Он откашлялся, растянул немного белый шарф, которым была обвязана его сморщенная, тонкая старческая шея, и стал читать, с выразительными и исполненными очевидного удовольствия интонациями, сопровождая чтение непрерывными жестами пальцев левой руки на высоте головы:
- Dass die Welt im Argen liegt, ist eine Klage, die so alt ist als die Geschichte... [То, что мир лежит во зле, - это жалоба, которая так же стара, как история (нем.) ]
Но Канту помешал читать какой-то быстро подходивший к скамейке пожилой человек с красным носом.
- Ну вот! - воскликнул он грубоватым сиплым голосом. - Ну можно ли? В пять часов господина профессора еще нет дома! Я должен был бежать на поиски господина профессора... Со стороны господина профессора это очень неосторожно - гулять так долго. И господину профессору никак не следовало садиться на скамейку... И господину профессору давно пора домой...

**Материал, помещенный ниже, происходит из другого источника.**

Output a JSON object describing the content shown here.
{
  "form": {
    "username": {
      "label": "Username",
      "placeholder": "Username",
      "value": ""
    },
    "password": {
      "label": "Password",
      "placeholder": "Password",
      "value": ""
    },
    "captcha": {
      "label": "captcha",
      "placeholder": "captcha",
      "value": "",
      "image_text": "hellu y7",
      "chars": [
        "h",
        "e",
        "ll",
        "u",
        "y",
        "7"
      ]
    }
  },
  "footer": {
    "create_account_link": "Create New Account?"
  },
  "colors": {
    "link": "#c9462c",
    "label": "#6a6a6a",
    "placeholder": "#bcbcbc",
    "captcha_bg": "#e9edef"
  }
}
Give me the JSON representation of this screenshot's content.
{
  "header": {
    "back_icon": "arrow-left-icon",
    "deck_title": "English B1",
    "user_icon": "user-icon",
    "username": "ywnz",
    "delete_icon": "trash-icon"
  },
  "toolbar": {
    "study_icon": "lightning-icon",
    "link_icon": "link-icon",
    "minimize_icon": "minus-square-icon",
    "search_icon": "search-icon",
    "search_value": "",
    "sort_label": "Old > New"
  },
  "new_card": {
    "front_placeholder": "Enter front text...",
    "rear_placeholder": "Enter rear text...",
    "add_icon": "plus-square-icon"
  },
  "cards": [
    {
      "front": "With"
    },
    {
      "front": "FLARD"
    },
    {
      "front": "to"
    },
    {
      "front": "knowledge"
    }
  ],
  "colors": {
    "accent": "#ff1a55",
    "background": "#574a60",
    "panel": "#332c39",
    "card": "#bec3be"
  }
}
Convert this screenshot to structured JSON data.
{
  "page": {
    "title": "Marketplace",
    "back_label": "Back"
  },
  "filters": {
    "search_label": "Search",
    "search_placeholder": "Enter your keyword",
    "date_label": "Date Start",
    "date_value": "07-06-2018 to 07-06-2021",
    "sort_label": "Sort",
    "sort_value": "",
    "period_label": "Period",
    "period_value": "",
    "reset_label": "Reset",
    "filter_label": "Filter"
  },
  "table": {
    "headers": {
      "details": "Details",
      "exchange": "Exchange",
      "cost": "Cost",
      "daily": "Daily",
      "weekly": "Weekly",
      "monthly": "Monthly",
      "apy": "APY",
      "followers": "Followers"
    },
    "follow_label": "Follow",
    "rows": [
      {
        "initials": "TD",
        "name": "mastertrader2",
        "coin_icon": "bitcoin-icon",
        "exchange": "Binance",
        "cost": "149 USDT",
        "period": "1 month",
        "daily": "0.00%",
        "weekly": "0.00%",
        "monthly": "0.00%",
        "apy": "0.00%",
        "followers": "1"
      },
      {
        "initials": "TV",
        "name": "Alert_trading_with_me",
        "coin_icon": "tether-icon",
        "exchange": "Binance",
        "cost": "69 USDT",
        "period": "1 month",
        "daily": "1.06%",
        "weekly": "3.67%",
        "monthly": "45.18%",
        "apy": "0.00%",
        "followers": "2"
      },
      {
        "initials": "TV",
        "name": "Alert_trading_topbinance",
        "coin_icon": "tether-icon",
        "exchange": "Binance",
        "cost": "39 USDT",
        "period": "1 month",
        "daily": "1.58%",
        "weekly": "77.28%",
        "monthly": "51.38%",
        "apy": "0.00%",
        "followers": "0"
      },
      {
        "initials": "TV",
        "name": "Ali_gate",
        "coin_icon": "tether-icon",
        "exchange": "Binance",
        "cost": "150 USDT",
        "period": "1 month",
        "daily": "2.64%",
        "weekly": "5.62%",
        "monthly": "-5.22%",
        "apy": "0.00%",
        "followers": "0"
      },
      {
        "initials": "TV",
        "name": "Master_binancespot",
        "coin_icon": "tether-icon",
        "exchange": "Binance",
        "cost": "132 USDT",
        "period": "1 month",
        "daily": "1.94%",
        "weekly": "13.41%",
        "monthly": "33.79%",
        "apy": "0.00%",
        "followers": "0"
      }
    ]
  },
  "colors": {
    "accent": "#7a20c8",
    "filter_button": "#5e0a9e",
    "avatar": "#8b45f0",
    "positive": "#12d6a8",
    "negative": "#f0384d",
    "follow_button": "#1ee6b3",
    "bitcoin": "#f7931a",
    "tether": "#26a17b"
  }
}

Кант задумчиво смотрел на него.
- Это мой слуга Лампе, - пояснил он Штаалю. - Лампе прав. Я прочту вам когда-нибудь в другой раз мою работу: "Vom radicalen Bosen in der menschlichen Natur". ["Об изначальном зле в человеческой природе" (нем.) ] Скоро сумерки... В сумерки надо размышлять. Я работаю по утрам, отдыхаю с друзьями днем, размышляю в сумерки, читаю по вечерам. А в десять я ложусь спать. Я прежде хорошо спал... Но теперь мне часто снятся дурные сны...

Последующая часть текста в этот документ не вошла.